После этого император смог приступить к сбору армии. Войска, вызванные из разных провинций, собирались на Верхнем Дунае, и до конца августа было неясно, двинется император на турок или на французов[4].

Подготовка Меца к обороне

17 августа для организации обороны в Мец прибыл герцог Франсуа де Гиз. С ним был отряд, состоявший из молодых аристократов, желавших поучаствовать в предприятии: маркиза д’Эльбёфа, графа де Ларошфуко, сеньора де Бирона, сеньора де Рандана и его брата. Позднее прибыли герцог Немурский, видам Шартрский, сеньор де Мартиг, принц Конде, его брат граф Энгиенский, двое сыновей Монморанси и другие знатные особы[5].

Мец был окружен с запада, севера и востока реками Мозелем и Сеем, сливавшимися на его северо-западной окраине. Две широкие и полноводные реки, разделенные островами на несколько рукавов, создавали естественную защиту на трех направлениях, и только с юга широкая равнина давала доступ к крепости. Со стороны рек укрепления представляли собой простую стену, усиленную инженерными сооружениями на северо-востоке, где в сторону Сея выходили Сен-Барбские, Немецкие и Мецкие ворота. Основные оборонительные сооружения располагались на юге, от ворот Сен-Тибо, выходящих на Сей, до Адской башни и платформы Сен-Мари — на Мозель. В центре этого участка находились Шампанские ворота[4].

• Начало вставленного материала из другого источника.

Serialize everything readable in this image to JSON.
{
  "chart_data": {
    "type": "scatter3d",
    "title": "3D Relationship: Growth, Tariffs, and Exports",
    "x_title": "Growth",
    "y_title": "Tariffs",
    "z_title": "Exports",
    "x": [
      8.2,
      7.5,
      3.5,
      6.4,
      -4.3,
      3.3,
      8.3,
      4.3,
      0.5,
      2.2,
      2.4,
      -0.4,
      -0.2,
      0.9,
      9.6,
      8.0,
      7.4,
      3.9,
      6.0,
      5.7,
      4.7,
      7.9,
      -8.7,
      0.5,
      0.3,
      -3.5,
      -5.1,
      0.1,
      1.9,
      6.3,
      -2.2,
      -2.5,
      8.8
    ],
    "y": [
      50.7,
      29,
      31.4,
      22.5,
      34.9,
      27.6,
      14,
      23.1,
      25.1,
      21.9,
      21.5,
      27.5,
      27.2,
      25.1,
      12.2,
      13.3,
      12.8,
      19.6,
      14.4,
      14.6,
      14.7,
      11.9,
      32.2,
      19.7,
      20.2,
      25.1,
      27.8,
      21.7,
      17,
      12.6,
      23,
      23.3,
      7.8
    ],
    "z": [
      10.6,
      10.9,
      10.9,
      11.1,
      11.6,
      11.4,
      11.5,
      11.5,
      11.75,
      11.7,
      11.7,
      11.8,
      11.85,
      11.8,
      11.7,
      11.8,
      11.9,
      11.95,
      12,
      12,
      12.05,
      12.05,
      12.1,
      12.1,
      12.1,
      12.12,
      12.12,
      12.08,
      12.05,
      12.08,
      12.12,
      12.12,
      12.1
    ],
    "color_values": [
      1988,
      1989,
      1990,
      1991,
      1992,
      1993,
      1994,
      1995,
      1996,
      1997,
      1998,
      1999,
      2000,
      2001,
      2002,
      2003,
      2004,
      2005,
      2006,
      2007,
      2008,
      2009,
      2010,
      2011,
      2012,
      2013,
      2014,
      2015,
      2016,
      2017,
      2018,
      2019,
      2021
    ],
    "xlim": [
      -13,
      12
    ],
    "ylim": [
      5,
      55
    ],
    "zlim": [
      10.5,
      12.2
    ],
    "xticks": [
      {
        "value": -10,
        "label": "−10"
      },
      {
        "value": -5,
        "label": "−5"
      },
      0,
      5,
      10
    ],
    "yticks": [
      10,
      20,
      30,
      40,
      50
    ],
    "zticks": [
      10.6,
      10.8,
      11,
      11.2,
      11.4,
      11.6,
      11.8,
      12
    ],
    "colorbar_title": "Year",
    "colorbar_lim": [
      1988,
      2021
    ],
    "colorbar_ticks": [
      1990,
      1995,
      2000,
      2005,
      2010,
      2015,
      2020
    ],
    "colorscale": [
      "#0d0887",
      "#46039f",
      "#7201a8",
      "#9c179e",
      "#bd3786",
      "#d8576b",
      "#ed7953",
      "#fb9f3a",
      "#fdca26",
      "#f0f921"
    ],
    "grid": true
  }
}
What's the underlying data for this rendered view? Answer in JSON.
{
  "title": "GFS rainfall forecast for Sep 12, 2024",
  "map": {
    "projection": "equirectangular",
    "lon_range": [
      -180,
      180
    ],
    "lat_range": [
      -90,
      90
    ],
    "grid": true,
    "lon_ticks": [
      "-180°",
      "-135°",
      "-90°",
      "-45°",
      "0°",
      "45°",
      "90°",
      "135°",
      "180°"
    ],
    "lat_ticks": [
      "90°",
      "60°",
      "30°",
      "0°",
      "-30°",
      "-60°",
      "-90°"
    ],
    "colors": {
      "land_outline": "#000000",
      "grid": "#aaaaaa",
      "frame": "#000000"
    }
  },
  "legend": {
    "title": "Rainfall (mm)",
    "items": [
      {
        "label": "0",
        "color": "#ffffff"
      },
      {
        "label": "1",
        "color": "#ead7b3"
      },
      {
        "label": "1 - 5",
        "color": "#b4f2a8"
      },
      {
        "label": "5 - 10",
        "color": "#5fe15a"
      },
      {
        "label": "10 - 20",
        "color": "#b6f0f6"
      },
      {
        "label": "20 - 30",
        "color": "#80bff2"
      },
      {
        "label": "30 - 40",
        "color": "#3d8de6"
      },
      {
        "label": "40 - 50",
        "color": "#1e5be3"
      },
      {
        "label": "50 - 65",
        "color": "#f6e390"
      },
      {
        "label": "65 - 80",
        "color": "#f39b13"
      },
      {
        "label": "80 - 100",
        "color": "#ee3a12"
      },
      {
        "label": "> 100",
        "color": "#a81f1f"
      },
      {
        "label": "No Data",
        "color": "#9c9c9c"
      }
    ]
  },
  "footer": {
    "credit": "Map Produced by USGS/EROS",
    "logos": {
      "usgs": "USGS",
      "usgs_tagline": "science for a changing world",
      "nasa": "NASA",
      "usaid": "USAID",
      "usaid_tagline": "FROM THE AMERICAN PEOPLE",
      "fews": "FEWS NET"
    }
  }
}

Все укрепления были в плохом состоянии, и Гиз с помощью артиллерийских комиссаров и экспертов по фортификации немедленно занялся их усилением. Были снесены все пригороды и разрушены даже церкви, дабы ничто не мешало простреливать подступы. В самом городе были разрушены высокие здания, которые противник мог бы использовать как ориентиры для пристреливания орудий. Гиз распорядился свезти в Мец весь урожай с окрестных полей, чтобы местность в радиусе лье от города представляла собой пустыню[6].

Начало осады

Захват Францией Меца наносил удар по престижу империи, и 1 сентября её войска выступили на запад.

Герцог Альба и маркиз Мариньяно, командовавшие авангардом имперских сил (20 тыс. пехоты, 4 тыс. кавалерии и 7 орудий), 19 октября подошли к городу в районе Немецких ворот. Сеньор де Ла Бросс произвел вылазку, вступив в бой с двумя тысячами испанских или итальянских аркебузиров. Сражение продолжалось с 11 часов утра до вечера, и французы взяли верх, благодаря помощи, приведенной из крепости кампмейстером Фаваром и Пьеро Строцци[7].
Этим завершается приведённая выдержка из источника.